Wesentliches Merkmal der Beichte ist es doch gerade unter die Haut zu gehen, die tieferen Ursachen zu erforschen, um dann gegebenenfalls mit gewachsener Selbsterkenntnis Versöhnung zu suchen und einen Neuanfang zu wagen. Biblisch gesprochen ist Beichte Umkehr, also ein Innehalten, ein Reflektieren, ein Richtungswechsel. Die so nur grob umrissenen Aspekte machen bereits deutlich, dass Beichte eher ein Prozess ist, der sich weniger an festen und regelmäßigen Beichtzeiten in der Kirche orientiert, als dass er seine ganz eigene Zeit und seinen eigenen Raum braucht.
Daher scheint mir heute auch weniger die Anonymität des Beichtstuhls von Bedeutung als ein Priester, dem man sich tatsächlich anvertrauen mag. Sicher gibt es auch Menschen, die Fragen von persönlicher Schuld mit sich allein oder im Zwiegespräch mit Gott ausmachen. Aber schon Grimm`s Rumpelstilzchen wusste um die befreiende Wirkung, die im wahrheitsgemäßen Benennen und offenen Aussprechen von zerstörerischen Kräften liegt, denen man sich bewusst oder unbewusst ausgeliefert hat. Und wie gut tut es erst, wenn wir nicht nur um die Liebe oder Vergebung eines anderen wissen, sondern diese ebenfalls ausgesprochen wird. Manchmal müssen wir Menschen das einfach hören, um es glauben zu können. Und in der Beichte hören wir es von Gott.

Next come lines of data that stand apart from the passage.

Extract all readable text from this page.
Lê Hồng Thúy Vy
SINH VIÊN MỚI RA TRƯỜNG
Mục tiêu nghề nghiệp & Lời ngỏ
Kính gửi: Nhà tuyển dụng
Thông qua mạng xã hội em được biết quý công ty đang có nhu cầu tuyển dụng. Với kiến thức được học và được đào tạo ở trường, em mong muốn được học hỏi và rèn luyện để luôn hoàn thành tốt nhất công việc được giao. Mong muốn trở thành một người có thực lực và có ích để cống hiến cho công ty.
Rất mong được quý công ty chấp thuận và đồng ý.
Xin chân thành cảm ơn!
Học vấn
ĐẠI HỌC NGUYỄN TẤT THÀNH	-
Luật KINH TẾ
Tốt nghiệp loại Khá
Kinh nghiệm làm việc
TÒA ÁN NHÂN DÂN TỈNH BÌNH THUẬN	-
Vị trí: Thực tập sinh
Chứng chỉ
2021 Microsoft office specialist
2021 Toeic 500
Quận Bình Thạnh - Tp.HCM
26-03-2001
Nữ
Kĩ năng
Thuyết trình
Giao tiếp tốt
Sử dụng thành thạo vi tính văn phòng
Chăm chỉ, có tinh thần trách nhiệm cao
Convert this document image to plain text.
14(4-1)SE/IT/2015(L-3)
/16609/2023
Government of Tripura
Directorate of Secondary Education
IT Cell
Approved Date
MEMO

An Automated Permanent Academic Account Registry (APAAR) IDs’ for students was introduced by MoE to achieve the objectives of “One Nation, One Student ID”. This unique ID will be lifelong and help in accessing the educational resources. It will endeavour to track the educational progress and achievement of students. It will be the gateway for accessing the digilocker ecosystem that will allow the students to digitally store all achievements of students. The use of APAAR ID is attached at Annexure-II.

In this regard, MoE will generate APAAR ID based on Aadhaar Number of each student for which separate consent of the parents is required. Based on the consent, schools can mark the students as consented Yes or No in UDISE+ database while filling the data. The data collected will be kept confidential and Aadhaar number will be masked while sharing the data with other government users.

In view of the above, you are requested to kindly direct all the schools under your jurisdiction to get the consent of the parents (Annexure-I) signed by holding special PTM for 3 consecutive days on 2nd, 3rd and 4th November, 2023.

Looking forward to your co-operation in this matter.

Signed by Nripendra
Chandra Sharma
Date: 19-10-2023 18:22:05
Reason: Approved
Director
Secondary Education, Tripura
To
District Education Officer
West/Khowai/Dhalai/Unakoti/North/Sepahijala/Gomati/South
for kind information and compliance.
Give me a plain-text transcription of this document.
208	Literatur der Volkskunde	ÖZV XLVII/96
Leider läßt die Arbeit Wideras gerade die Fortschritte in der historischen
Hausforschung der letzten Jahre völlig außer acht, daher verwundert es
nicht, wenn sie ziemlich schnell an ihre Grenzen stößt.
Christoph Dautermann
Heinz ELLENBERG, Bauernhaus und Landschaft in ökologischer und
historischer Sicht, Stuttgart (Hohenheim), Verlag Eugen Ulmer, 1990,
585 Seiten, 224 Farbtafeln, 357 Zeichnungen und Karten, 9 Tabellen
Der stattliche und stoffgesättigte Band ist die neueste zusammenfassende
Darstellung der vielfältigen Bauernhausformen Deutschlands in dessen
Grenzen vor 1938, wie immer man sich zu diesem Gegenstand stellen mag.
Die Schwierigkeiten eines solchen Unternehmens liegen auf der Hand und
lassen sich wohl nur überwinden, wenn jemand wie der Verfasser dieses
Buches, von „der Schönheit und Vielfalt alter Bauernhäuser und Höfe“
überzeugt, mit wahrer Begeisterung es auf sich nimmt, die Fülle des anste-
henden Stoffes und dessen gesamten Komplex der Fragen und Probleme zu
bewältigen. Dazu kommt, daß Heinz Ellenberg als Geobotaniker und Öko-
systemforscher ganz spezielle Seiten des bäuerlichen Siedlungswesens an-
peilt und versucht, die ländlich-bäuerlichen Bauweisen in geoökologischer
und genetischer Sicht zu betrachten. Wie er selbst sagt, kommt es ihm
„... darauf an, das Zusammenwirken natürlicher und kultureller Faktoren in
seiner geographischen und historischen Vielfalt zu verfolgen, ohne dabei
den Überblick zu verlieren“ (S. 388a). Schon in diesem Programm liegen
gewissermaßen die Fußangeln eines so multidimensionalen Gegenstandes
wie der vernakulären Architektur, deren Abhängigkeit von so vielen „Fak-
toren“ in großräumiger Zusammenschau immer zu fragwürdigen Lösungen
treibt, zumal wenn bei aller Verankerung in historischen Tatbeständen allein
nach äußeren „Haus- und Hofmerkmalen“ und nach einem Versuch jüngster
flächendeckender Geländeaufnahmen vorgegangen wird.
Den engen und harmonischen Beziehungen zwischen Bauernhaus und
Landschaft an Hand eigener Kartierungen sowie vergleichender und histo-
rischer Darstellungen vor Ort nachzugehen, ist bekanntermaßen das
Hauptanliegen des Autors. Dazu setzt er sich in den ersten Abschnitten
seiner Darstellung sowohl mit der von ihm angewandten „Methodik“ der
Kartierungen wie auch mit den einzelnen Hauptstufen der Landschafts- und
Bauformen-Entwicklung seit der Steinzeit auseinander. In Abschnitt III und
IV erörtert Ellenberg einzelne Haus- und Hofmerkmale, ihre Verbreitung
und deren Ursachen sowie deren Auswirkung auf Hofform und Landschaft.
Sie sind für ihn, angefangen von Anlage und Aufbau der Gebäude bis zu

Womit dann auch die Aufgabe des Priesters umschrieben wäre. „Die Schuld zu vergeben“ (Joh 20,23) gehört zu dem direkten Auftrag Jesu an die Jünger, nachdem sie von ihm den Heiligen Geist empfangen haben. Das heißt, nicht die persönliche oder gesellschaftliche Einschätzung darf in einer Beichte maßgeblich sein, sondern allein die Haltung Gottes, die der Priester zu verkörpern versuchen muss. Wie würde Jesus diesem Menschen begegnen? Welche Ermutigung oder welchen Trost würde er aussprechen? Würde er vielleicht auch warnende oder ermahnende Worte finden? Wie kann Vergebung glaubhaft zugesprochen werden? In jedem Fall muss in der Beichte mehr noch als in jedem anderen religiösen Vollzug die Menschenfreundlichkeit und Liebe unseres Gottes erfahrbar werden.
Im Laufe der Kirchengeschichte ist zweifellos auch viel Schindluder mit der Beichte getrieben worden. Aber das ändert nichts an der Tatsache, dass sie die Bereitschaft zur Selbstkritik, zum Schuldeingeständnis, zur Versöhnung und zum Neuanfang unter den besonderen Segen und Zuspruch Gottes stellt. Die meisten Beichten, die ich heute höre, stehen am Ende einer Reihe von geistlichen Gesprächen, ganz ungezwungen und fast natürlich. Ich erlebe sie in der Begleitung als ein Geschenk. Sie taugen nur selten für einen dramatischen Film. Aber sie taugen in jedem Fall für ein ehrliches Leben. Und ich wünschte, mehr Menschen würden diese ermutigende Erfahrung machen.